Não sei quanto vai gastar a autarquia lisboeta, no contexto da guarida dada à biblioteca de Manguel e da criação do Centro de Estudos da Leitura, mas trata-se de uma medida que contribui muito para o referido propósito; sei que, na construção do Museu da Língua Portuguesa, a sua homóloga de Bragança vai investir dez milhões de euros e até estou certo de que o projeto prevê retorno económico para a cidade; desconheço os lucros da Lello, mas conheço as filas à porta da livraria (é claro que ali se vai pela arquitetura do espaço – a propósito, tal como acontece no Real Gabinete Português de Leitura, no Rio de Janeiro –, mas ainda bem que nele estão expostos livros e não copos e garrafas, como poderia ter acontecido) e sei que os proprietários adquiriram recentemente outro espaço icónico da cidade, o Teatro Sá da Bandeira, prova de que o investimento está a valer a pena. Estes são exemplos de apostas públicas e privadas que, possuindo propósitos distintos, resultam na valorização do livro e da leitura. Exemplos daquilo a que o estado deve dedicar-se e do que os privados podem fazer. Atividade económica com livros? Com certeza que sim. Poucas serão, aliás, as áreas em que o potencial económico será tão capaz de se constituir também gerador de valor cultural e civilizacional.
Em abril, já aqui escrevi sobre o acolhimento que a Câmara Municipal de Setúbal deu a parte da biblioteca de 80 mil volumes de Lauro António; sei também que 70 dos 80 mil livros da igualmente impressionante biblioteca de Mário Sottomayor Cardia estão hoje à disposição dos estudantes da Faculdade de Ciências Sociais e Humanas da Universidade Nova de Lisboa.
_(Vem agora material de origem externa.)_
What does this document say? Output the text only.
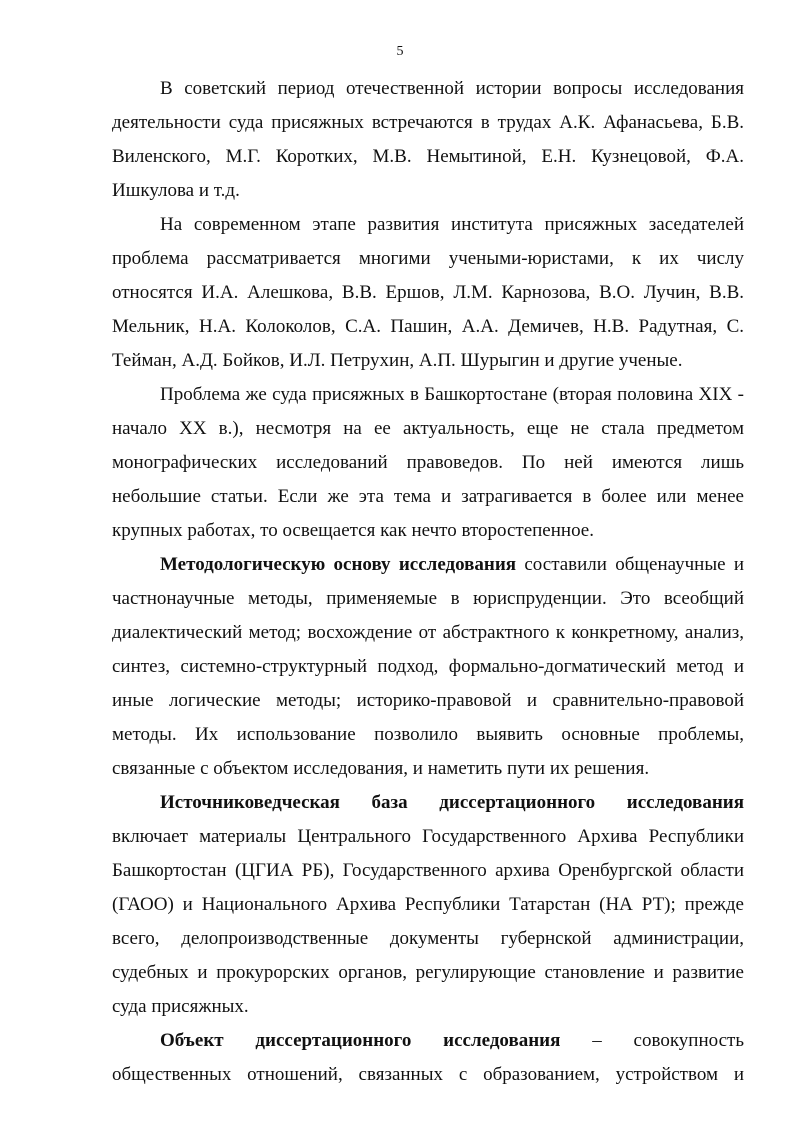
5

В советский период отечественной истории вопросы исследования деятельности суда присяжных встречаются в трудах А.К. Афанасьева, Б.В. Виленского, М.Г. Коротких, М.В. Немытиной, Е.Н. Кузнецовой, Ф.А. Ишкулова и т.д.

На современном этапе развития института присяжных заседателей проблема рассматривается многими учеными-юристами, к их числу относятся И.А. Алешкова, В.В. Ершов, Л.М. Карнозова, В.О. Лучин, В.В. Мельник, Н.А. Колоколов, С.А. Пашин, А.А. Демичев, Н.В. Радутная, С. Тейман, А.Д. Бойков, И.Л. Петрухин, А.П. Шурыгин и другие ученые.

Проблема же суда присяжных в Башкортостане (вторая половина XIX - начало XX в.), несмотря на ее актуальность, еще не стала предметом монографических исследований правоведов. По ней имеются лишь небольшие статьи. Если же эта тема и затрагивается в более или менее крупных работах, то освещается как нечто второстепенное.

Методологическую основу исследования составили общенаучные и частнонаучные методы, применяемые в юриспруденции. Это всеобщий диалектический метод; восхождение от абстрактного к конкретному, анализ, синтез, системно-структурный подход, формально-догматический метод и иные логические методы; историко-правовой и сравнительно-правовой методы. Их использование позволило выявить основные проблемы, связанные с объектом исследования, и наметить пути их решения.

Источниковедческая база диссертационного исследования включает материалы Центрального Государственного Архива Республики Башкортостан (ЦГИА РБ), Государственного архива Оренбургской области (ГАОО) и Национального Архива Республики Татарстан (НА РТ); прежде всего, делопроизводственные документы губернской администрации, судебных и прокурорских органов, регулирующие становление и развитие суда присяжных.

Объект диссертационного исследования – совокупность общественных отношений, связанных с образованием, устройством и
São boas e profícuas ideias, tais como muitas outras, nas quais quem tem funções e responsabilidades públicas pode inspirar-se. Porque são positivas e urgentes todas as medidas que, de algum modo, possam contribuir para a familiarização dos portugueses – de todas as idades, como na realidade apresentada por Miguel Carvalho – com o objeto livro. E não duvidem os empresários de que há oportunidades neste meio. Venham daí esses investimentos, se forem capazes de contribuir para aproximar os cidadãos dos livros. Ver livros, lidar com livros, percepcionar valor nos livros – raros e felizes aqueles que se fazem leitores sem o incentivo calado que constitui crescer com livros em casa ou a ver os pais a lerem – produz resultados. Porque um país que não lê não pode aspirar a muita coisa, investir no livro e na leitura é um dos caminhos para o Portugal que temos de ambicionar ser.